Pronto Software Limited
- Type: Private
- Industry: Accounting & Business Software & Services
- Founded: Australia (1976)
- Headquarters: Burwood East, Victoria, Australia
- Key people: Chad Gates, Managing Director
- Products: Pronto Xi
- Number of employees: 475 (March 2023)
- Website: www.pronto.net

= Pronto Software =

Australian software company

Pronto Software is an Australian enterprise software vendor.

Pronto Xi is Pronto Software's main product. It has modules for financials, retail, CRM, supply chain management, warehouse management, manufacturing and facilities management.

== History ==
The company was founded in 1976 as Prometheus Software Development in Sydney, Australia. Originally trading under the name 'Prometheus Software', the company was sold to Sausage Software in 1999. The name was then changed to 'Pronto Software' following a management buyout in 2002.

== Recognition ==

- 2006 Pronto Software named The Age/D&B Victorian Business of the Year. Launches PRONTO-Xi Phase 5
- 2007 Awarded IBM’s Reseller of the Year
- 2008 Won the D&B/The Age Business Awards (IT) and AIIA iAwards for Alert Intelligence
- 2009 Won the Australian Business Awards for Enterprise. Surpassed $50 million in turn over. Launches PRONTO-Xi Phase 6.
- 2011 Won the 2011 IBM Choice Award for Midmarket Leadership. Launches Pronto Xi Dimensions.
- 2015 Awarded 2015 ABA100 Winner in The Australian Business Awards for Best Software Product.
- 2016 ABA100 Winner for Cloud Innovation in The Australian Business Awards.

==Technology==

In 1984, the company launched a suite of PRONTO Enterprise Management tools.

In 2005, the company launched PRONTO-Xi Phase 4.

In 2016, Pronto launched a digital consultancy service called Pronto Woven, a software complementary to Pronto Xi.

Pronto Xi runs on Linux (RedHat), UNIX (AIX or Solaris), or Microsoft Windows Server 2008. In Unix/Linux deployments, users access the application through a proprietary thin client application which connects to the server using SSH, Telnet, or SSL encrypted Telnet. Recent years have seen the introduction of a web client that is the basis of future development.

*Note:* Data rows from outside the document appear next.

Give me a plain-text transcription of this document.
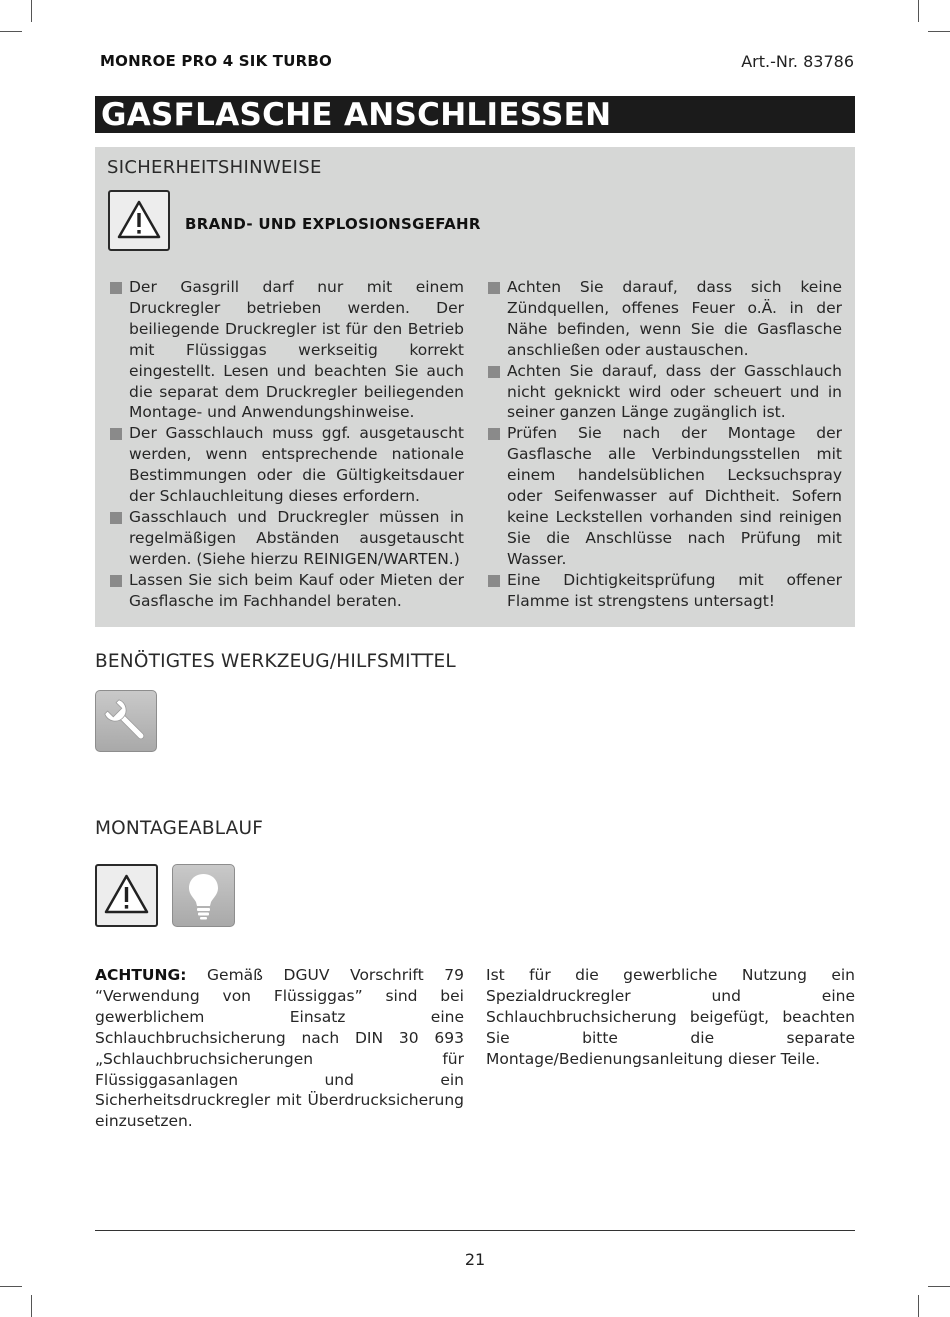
MONROE PRO 4 SIK TURBO	Art.-Nr. 83786
GASFLASCHE ANSCHLIESSEN
SICHERHEITSHINWEISE
BRAND- UND EXPLOSIONSGEFAHR
Der Gasgrill darf nur mit einem Druckregler betrieben werden. Der beiliegende Druckregler ist für den Betrieb mit Flüssiggas werkseitig korrekt eingestellt. Lesen und beachten Sie auch die separat dem Druckregler beiliegenden Montage- und Anwendungshinweise.
Der Gasschlauch muss ggf. ausgetauscht werden, wenn entsprechende nationale Bestimmungen oder die Gültigkeitsdauer der Schlauchleitung dieses erfordern.
Gasschlauch und Druckregler müssen in regelmäßigen Abständen ausgetauscht werden. (Siehe hierzu REINIGEN/WARTEN.)
Lassen Sie sich beim Kauf oder Mieten der Gasflasche im Fachhandel beraten.
Achten Sie darauf, dass sich keine Zündquellen, offenes Feuer o.Ä. in der Nähe befinden, wenn Sie die Gasflasche anschließen oder austauschen.
Achten Sie darauf, dass der Gasschlauch nicht geknickt wird oder scheuert und in seiner ganzen Länge zugänglich ist.
Prüfen Sie nach der Montage der Gasflasche alle Verbindungsstellen mit einem handelsüblichen Lecksuchspray oder Seifenwasser auf Dichtheit. Sofern keine Leckstellen vorhanden sind reinigen Sie die Anschlüsse nach Prüfung mit Wasser.
Eine Dichtigkeitsprüfung mit offener Flamme ist strengstens untersagt!
BENÖTIGTES WERKZEUG/HILFSMITTEL
MONTAGEABLAUF
ACHTUNG: Gemäß DGUV Vorschrift 79 “Verwendung von Flüssiggas” sind bei gewerblichem Einsatz eine Schlauchbruchsicherung nach DIN 30 693 „Schlauchbruchsicherungen für Flüssiggasanlagen und ein Sicherheitsdruckregler mit Überdrucksicherung einzusetzen.
Ist für die gewerbliche Nutzung ein Spezialdruckregler und eine Schlauchbruchsicherung beigefügt, beachten Sie bitte die separate Montage/Bedienungsanleitung dieser Teile.
21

Supported databases are Informix Dynamic Server, Oracle, or SQL Server.

==Technology partners==
Pronto Software is partnered with IBM, Remap, TIG Freight Management, ProSpend, Action HRM, Nomos One, Maralan Documentation, QBuild, Square, BundyPlus, Filebound Solutions, Ozedi and Finlease.

==Independent Consultants==
There is a range of independent consultants not affiliated with Pronto Software servicing various industries.
To date, Pronto software does not offer affiliation programs for independent consultants.